Founder and artistic director of Apollo’s Fire, she has led the renowned period ensemble in sold-out concerts at Carnegie Hall, London’s BBC Proms, Madrid’s Royal Theatre, Tanglewood, Ravinia Festival, Boston’s Early Music Festival, Library of Congress, and The Metropolitan Museum of Art, among others. She and her ensemble have built one of the largest audiences of any Baroque orchestra in North America. Ms. Sorrell and Apollo’s Fire have released 26 commercial CDs, including eight Billboard classical chart bestsellers and a 2019 Grammy winner. Her recordings include the complete Brandenburg Concertos and harpsichord concertos of J.S. Bach as well as Bach’s St. John Passion, Handel’s Messiah, and Monteverdi Vespers, among others.
In demand with symphony orchestras and period groups alike, Ms. Sorrell has repeatedly conducted the Pittsburgh Symphony, St. Paul Chamber Orchestra, Utah Symphony, and New World Symphony, and she has led the National Symphony at the Kennedy Center, Los Angeles Chamber Orchestra, Seattle Symphony, Opera St. Louis with the St. Louis Symphony, Philharmonia Baroque (San Francisco), Florida Orchestra, Calgary Philharmonic, North Carolina Symphony, and Royal Northern Sinfonia (UK), among others. Upcoming debuts include the Royal Liverpool Philharmonic Orchestra as well as the New York Philharmonic.

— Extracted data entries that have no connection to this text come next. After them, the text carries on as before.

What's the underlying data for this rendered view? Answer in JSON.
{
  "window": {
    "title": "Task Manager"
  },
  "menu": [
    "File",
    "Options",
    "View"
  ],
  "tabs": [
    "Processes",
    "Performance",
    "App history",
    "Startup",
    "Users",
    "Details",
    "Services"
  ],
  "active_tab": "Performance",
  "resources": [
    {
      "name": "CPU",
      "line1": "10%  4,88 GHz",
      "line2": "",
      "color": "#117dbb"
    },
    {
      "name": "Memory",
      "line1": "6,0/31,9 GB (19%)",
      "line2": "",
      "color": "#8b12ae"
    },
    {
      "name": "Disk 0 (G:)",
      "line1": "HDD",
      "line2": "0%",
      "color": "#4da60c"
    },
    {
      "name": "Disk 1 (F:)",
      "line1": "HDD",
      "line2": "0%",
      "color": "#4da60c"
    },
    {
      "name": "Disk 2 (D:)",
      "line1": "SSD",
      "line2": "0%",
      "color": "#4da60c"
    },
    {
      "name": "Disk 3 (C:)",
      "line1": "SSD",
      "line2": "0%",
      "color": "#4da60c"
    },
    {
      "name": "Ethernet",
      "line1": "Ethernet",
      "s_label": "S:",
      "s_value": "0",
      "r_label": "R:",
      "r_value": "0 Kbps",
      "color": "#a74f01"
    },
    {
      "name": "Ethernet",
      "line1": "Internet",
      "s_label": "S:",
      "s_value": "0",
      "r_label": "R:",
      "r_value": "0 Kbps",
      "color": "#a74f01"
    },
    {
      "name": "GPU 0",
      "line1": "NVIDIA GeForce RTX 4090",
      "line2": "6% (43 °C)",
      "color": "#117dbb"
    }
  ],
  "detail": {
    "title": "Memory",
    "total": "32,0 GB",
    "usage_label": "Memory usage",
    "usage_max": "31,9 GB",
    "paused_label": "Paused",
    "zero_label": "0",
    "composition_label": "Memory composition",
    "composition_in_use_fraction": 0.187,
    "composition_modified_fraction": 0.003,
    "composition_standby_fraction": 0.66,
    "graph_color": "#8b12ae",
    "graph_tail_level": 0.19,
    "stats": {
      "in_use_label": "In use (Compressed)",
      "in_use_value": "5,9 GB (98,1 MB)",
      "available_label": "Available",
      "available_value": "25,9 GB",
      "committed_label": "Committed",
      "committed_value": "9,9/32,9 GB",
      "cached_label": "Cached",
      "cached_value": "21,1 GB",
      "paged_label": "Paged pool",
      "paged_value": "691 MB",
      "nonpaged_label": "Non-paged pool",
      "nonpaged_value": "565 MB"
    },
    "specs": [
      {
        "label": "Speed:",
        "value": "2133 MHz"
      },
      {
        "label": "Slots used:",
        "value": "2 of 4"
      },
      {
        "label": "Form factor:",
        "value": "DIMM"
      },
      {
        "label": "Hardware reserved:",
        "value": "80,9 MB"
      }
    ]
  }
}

Jeannette Sorrell is the subject of Playing with Fire, the 2019 documentary by Academy Award–winning director Allan Miller. She has attracted national attention and awards for her creative programming, which has brought many new listeners to early music through the use of contextual and dramatic elements. She received an honorary doctorate from Case Western University and an award from the American Musicological Society.